L’integrazione rappresenta una strategia che prevede un coordinamento efficace ed efficiente degli sforzi e delle energie tra tutte le parti interessate che condividono l’interesse e i benefici organizzativi in grado di adempiere e di passare tra i loro obblighi personali, lavorativi, familiari e comunitari (Ashforth et al., 2005).
Si sta progressivamente eliminando il concetto di ‘”equilibrio”, a favore dell’ integrazione, o addirittura della armonia, definita dall’Alleanza Tripartita per le Pratiche di Occupazione Eque e Progressiste (TAFEP) come: “uno stato in cui un individuo è in grado di raggiungere obiettivi sia personali che professionali in una combinazione soddisfacente“.

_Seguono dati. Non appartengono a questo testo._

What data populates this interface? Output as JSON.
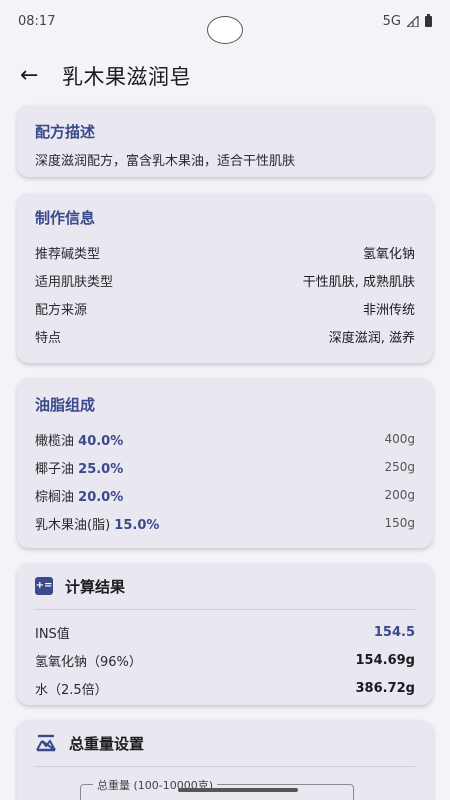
{
  "status": {
    "time": "08:17",
    "network": "5G"
  },
  "header": {
    "title": "乳木果滋润皂"
  },
  "description": {
    "title": "配方描述",
    "text": "深度滋润配方，富含乳木果油，适合干性肌肤"
  },
  "info": {
    "title": "制作信息",
    "rows": [
      {
        "label": "推荐碱类型",
        "value": "氢氧化钠"
      },
      {
        "label": "适用肌肤类型",
        "value": "干性肌肤, 成熟肌肤"
      },
      {
        "label": "配方来源",
        "value": "非洲传统"
      },
      {
        "label": "特点",
        "value": "深度滋润, 滋养"
      }
    ]
  },
  "oils": {
    "title": "油脂组成",
    "items": [
      {
        "name": "橄榄油",
        "percent": "40.0%",
        "grams": "400g"
      },
      {
        "name": "椰子油",
        "percent": "25.0%",
        "grams": "250g"
      },
      {
        "name": "棕榈油",
        "percent": "20.0%",
        "grams": "200g"
      },
      {
        "name": "乳木果油(脂)",
        "percent": "15.0%",
        "grams": "150g"
      }
    ]
  },
  "results": {
    "title": "计算结果",
    "icon": "calculator-icon",
    "rows": [
      {
        "label": "INS值",
        "value": "154.5"
      },
      {
        "label": "氢氧化钠（96%）",
        "value": "154.69g"
      },
      {
        "label": "水（2.5倍）",
        "value": "386.72g"
      }
    ]
  },
  "weight": {
    "title": "总重量设置",
    "icon": "scale-icon",
    "field_label": "总重量 (100-10000克)"
  },
  "colors": {
    "accent": "#3b4a8c",
    "card": "#e9e7ef",
    "background": "#f4f3f8"
  }
}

È un approccio che crea più sinergie tra tutti gli ambiti che definiscono la “vita”: lavoro, casa / famiglia, comunità, benessere personale e salute (Alhejji et al., 2016).
Leggi in materia
È importante citare, tra le principali novità introdotte dalla Legge n. 162/2021, entrata in vigore dal 3 dicembre 2021, la “Certificazione della parità di genere”, che attesta le politiche e le misure concrete adottate dalle aziende per ridurre il divario di genere, in relazione all’opportunità di crescita in azienda, alla parità salariale a parità di mansioni, alle politiche di gestione delle differenze di genere e alla tutela della maternità. La Legge ha previsto la redazione di un rapporto più dettagliato sulla situazione del personale maschile e femminile, richiesto ogni due anni alle aziende con almeno 50 dipendenti, che dovrà riportare, altresì, le retribuzioni e i premi riconosciuti ai lavoratori di entrambi i sessi. È stata inoltre introdotta una nozione più ampia di “discriminazione”, che include ogni trattamento o modifica dell’organizzazione delle condizioni e dei tempi di lavoro che, in ragione del sesso, dell’età, di esigenze di cura personale o familiare, possa porre il lavoratore in una posizione di svantaggio rispetto alla generalità degli altri lavoratori, limitarne le opportunità di partecipazione alla vita o alle scelte aziendali, limitare l’accesso ai meccanismi di avanzamento e di progressione nella carriera.